Variables and Data Types Notes

Variables and Data Types

Definitions:

  • Variable: A characteristic or attribute that can take on different values.
    • Examples: Age, weight, height, blood pressure, number of patients.
  • Random Variables: Variables whose values are determined by chance.
  • Data: The values that a variable can assume; a collection of data values is called a data set.

Types of Variables:

  1. Categorical/Qualitative Variables: Classify observations into distinct groups; these are unmeasurable.

    • Binary/Dichotomous Variables: Two categories (e.g., gender, pregnancy).
    • Nominal Variables: More than two categories without natural order (e.g., blood type, eye color).
    • Ordinal Variables: Categories with a natural order (e.g., cancer stages, socio-economic status).
  2. Quantitative/Numerical Variables: Measurable or countable.

    • Discrete Variables: Whole number values (e.g., number of visits).
    • Continuous Variables: Can take any value in a range (e.g., height, temperature).

Relationships Between Variables:

  • Response Variable (Dependent/Outcome Variable): Measured and affected by other variables.
  • Explanatory Variable (Independent/Predictor Variable): Used to predict changes in the response variable.

Scales of Measurement:

  • Nominal Scale: Classifies data into non-overlapping categories; no order (e.g., gender, blood type).
  • Ordinal Scale: Categories can be ranked; precise differences do not exist (e.g., pain level).
  • Interval Scale: Ranked with precise unit differences; no true zero (e.g., temperature in Celsius).
  • Ratio Scale: Equal ratios and intervals exist; a true zero point (e.g., weight).

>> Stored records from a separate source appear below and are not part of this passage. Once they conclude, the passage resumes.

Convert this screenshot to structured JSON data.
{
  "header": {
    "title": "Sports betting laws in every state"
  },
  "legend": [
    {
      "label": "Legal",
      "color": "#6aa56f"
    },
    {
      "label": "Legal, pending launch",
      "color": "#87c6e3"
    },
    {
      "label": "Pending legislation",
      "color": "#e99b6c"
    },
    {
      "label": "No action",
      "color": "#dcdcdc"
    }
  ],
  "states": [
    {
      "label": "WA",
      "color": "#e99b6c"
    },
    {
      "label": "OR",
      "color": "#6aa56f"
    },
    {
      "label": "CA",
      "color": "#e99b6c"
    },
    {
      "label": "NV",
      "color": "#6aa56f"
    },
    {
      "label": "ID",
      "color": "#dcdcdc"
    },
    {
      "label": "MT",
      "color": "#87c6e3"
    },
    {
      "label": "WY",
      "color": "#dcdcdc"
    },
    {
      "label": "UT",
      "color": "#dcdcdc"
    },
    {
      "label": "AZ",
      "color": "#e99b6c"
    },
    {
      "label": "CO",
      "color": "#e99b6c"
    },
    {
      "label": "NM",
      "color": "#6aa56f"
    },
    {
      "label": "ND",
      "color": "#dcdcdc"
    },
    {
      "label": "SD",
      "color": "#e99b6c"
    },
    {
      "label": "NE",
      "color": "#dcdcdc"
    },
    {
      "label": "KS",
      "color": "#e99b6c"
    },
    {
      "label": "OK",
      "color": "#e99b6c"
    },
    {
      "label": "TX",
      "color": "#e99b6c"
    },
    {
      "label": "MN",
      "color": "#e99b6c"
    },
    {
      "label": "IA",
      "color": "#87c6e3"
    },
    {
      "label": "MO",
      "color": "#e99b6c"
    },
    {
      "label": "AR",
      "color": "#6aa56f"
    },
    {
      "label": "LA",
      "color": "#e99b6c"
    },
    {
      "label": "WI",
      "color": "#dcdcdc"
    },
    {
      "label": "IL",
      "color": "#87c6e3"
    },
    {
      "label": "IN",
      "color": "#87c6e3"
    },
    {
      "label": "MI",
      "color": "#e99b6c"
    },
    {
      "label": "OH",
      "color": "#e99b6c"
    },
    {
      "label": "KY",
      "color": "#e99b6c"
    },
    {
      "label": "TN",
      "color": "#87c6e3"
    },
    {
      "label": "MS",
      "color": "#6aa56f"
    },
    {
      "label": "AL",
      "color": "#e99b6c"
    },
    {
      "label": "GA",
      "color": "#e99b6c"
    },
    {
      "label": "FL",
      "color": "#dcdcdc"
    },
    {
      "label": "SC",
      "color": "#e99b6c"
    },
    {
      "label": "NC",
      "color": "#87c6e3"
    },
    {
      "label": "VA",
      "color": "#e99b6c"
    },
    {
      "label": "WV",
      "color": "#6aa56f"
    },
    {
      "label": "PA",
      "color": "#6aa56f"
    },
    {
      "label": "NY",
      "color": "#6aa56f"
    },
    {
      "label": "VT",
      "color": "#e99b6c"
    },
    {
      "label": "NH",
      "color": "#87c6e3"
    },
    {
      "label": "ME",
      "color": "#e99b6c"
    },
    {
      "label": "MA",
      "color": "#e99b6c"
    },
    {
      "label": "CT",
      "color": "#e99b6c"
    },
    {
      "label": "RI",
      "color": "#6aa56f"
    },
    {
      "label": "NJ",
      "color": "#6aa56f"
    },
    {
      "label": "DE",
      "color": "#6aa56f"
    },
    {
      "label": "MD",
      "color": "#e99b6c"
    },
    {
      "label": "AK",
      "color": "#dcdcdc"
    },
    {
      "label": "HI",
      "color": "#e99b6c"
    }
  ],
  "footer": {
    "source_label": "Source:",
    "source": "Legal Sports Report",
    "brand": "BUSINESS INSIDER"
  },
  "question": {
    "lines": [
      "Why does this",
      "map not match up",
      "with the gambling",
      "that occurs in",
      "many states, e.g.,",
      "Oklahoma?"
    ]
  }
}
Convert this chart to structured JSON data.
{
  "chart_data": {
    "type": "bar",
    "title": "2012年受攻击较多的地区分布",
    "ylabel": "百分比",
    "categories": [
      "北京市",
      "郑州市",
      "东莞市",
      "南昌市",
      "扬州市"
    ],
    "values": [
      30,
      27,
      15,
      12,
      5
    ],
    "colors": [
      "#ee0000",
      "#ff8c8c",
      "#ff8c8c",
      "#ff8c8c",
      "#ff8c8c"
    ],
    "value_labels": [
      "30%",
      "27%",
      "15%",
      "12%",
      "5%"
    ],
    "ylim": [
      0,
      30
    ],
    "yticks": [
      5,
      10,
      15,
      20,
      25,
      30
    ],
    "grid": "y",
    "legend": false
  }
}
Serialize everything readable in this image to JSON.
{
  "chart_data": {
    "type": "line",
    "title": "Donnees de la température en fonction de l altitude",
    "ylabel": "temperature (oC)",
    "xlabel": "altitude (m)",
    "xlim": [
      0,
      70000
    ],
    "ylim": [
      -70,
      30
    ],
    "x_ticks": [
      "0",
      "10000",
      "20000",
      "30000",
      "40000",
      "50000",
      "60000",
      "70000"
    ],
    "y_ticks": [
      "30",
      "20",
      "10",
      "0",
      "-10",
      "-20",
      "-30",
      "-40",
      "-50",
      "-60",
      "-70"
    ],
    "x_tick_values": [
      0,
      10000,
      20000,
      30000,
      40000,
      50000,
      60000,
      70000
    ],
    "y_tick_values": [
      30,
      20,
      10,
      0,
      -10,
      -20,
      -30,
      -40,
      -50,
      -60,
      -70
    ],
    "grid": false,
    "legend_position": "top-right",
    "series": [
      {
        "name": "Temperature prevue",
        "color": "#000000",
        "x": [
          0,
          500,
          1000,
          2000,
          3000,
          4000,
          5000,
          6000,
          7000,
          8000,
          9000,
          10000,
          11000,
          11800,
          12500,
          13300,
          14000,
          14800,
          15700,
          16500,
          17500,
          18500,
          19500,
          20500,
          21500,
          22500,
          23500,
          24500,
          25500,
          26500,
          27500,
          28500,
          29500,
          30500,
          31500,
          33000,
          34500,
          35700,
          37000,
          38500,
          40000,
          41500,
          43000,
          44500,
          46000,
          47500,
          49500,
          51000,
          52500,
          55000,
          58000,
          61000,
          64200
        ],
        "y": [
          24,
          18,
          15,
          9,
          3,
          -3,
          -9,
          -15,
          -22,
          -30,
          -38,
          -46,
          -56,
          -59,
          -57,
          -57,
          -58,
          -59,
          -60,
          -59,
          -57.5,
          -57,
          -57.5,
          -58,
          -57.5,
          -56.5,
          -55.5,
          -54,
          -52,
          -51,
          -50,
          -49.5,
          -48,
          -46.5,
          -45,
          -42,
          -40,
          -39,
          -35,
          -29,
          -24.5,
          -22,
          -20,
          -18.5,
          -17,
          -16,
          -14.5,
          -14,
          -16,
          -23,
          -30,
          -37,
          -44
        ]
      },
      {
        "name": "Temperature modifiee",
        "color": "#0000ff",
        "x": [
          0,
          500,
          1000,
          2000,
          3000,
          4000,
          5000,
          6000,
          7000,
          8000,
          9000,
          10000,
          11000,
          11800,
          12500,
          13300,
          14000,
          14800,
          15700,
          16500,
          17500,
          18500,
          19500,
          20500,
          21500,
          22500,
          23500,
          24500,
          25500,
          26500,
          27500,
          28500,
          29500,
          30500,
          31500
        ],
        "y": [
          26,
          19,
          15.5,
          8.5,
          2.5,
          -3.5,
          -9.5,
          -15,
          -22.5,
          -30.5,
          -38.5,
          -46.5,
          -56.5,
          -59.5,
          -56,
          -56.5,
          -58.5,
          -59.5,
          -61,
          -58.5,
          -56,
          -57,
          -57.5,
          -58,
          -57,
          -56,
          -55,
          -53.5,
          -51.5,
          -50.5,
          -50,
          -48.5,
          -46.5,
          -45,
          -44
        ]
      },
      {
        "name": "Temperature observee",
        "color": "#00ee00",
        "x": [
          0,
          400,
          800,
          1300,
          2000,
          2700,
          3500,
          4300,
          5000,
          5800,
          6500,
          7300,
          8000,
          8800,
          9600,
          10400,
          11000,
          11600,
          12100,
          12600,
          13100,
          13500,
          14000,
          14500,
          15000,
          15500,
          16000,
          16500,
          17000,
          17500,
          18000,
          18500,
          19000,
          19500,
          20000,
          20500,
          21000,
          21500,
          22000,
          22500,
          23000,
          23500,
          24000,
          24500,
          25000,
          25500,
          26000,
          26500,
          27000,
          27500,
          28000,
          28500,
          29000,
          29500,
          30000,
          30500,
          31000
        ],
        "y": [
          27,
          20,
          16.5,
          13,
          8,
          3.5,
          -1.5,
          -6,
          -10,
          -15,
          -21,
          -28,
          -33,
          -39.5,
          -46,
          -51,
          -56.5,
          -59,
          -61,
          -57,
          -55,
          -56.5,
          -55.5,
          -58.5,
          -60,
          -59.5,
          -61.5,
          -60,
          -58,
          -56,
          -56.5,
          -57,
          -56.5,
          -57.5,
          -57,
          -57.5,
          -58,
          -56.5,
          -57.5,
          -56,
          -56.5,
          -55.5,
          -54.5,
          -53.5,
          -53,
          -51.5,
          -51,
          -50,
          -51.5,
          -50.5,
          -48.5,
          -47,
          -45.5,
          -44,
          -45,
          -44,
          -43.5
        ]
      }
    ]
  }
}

Examples of Measurement Scales:

  • Nominal: Zip code, gender, race, political affiliation.
  • Ordinal: Grade, judging ranks, socioeconomic status.
  • Interval: Temperature, time, IQ scores.
  • Ratio: Weight, height, salary, age.

Types of Data:

  • Categorical Data: Not measurable numerically.
    • Nominal Data: Blood type, gender.
    • Ordinal Data: Cancer stages, grading.
  • Quantitative Data: Measurable numerically.
    • Discrete Data: Whole numbers like the number of patients.
    • Continuous Data: Any measurable quantities like height or weight.

Example - Classification:

  • For a data set: Patient ID, Age, Blood Pressure, BMI, Diabetes Status,
    • Categorical Variables: Diabetes Status (Yes/No).
    • Quantitative Variables: Age (Continuous), Blood Pressure (Continuous), BMI (Continuous).